Bu Yüce Muallim, dünyanın bütün dinlerine gölge düşüren ve onlara ilham veren,
onları insanlığın hidayetine lüzumlu olarak yerleştiren ve Müritlerinden
Yardımcıları yardımıyla her dini olduğu gibi yöneten diri bir Zât'tır. mümkün
olduğunca insanların cehaletinde ve inadında. Her yeni ruhani dalga, Beyaz
Kardeşliğin bu bölümünden gelir ve toprağımızı canlı suyla sular.
Adeptler
seviyesinde, "Ustalar" özel adı verilenler vardır; bunun nedeni,
kendilerini İnisiyasyon Kapılarına girmeye muktedir kılan belirli bir evrim
aşamasına zaten yaklaşmış olan insanları mürit olarak kabul etmeleridir; önceki
bölümde açıklanan dört "niteliği" kendi içlerinde geliştirmek için
kesin bir kararlılıkla çabalayanlar. Hiyerarşinin bu aşamasında, beşinci
İnisiyasyondan geçmiş ve öğrenci almayan, ancak kendilerini dünyaya başka
şekillerde yardım etmeye adayan üyeleri de vardır. Ancak Hiyerarşinin en yüksek
seviyelerinde bile, Üstadın Öğretmene istisnai bir bağlılık gösteren
"chela"ya önderlik etmeye devam ettiği durumlar vardır, çünkü bu
durumda oluşan bağ kırılmak için çok güçlü ve kutsaldır.
Teosofi Cemiyeti,
bu büyük Öğretmenleri aramanın ve bulmanın mümkün olduğu açık bir yolu temsil
eder.

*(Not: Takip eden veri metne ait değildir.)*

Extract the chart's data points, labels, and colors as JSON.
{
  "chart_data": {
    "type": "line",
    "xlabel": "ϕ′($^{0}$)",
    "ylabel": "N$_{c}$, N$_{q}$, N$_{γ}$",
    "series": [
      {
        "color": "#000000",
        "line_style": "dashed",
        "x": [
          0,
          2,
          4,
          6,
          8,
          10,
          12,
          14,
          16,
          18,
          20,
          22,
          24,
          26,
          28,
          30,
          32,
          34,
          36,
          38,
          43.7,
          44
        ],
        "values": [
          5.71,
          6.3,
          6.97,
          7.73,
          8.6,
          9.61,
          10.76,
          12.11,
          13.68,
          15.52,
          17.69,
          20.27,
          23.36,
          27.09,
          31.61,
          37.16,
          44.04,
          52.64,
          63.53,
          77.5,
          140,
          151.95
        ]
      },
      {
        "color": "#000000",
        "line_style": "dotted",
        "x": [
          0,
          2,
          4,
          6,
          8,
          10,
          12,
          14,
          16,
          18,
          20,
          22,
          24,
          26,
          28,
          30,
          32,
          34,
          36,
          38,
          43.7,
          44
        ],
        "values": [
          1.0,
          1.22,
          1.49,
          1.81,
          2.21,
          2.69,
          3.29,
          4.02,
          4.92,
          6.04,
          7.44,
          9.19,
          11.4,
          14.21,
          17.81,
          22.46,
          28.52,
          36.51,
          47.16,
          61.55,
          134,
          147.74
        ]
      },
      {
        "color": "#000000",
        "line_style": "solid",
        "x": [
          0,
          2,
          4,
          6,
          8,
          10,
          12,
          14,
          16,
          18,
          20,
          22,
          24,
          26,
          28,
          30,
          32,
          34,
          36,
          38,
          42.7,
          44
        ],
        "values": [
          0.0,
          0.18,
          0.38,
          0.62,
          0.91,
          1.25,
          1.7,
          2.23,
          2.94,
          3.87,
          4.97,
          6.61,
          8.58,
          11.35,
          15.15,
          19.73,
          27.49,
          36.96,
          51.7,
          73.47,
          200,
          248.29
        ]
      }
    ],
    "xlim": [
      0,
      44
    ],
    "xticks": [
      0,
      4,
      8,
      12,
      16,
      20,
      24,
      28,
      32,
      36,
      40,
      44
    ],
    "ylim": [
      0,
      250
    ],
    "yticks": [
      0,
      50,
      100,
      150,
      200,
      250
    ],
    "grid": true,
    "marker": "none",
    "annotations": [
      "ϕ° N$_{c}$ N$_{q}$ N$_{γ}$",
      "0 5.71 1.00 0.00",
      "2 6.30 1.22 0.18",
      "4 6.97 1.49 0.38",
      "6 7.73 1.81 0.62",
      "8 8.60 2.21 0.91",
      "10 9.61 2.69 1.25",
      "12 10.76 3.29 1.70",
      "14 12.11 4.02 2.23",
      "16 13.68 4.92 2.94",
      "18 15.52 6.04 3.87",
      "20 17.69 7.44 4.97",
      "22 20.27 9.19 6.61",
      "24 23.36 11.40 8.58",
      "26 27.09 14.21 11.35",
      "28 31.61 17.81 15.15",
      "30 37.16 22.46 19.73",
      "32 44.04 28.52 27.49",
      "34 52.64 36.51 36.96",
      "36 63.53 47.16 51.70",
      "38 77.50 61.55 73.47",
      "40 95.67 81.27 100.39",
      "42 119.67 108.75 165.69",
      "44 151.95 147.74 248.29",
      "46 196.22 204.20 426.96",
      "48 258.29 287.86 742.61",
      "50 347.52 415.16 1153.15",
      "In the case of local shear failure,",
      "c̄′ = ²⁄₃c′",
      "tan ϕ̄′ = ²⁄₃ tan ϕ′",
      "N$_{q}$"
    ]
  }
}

Aramızda onları yüz yüze tanıyan insanlar var; ve bu satırları yazan ben,
zamanın derinliklerinden gelen seslere naçizane tanıklığımı da ekliyorum, çünkü
ben de gördüm ve biliyordum.
Not: Bazen Büyük Dosyaları tarayıcı açmayabilir...İndirerek okumaya Çalışınız.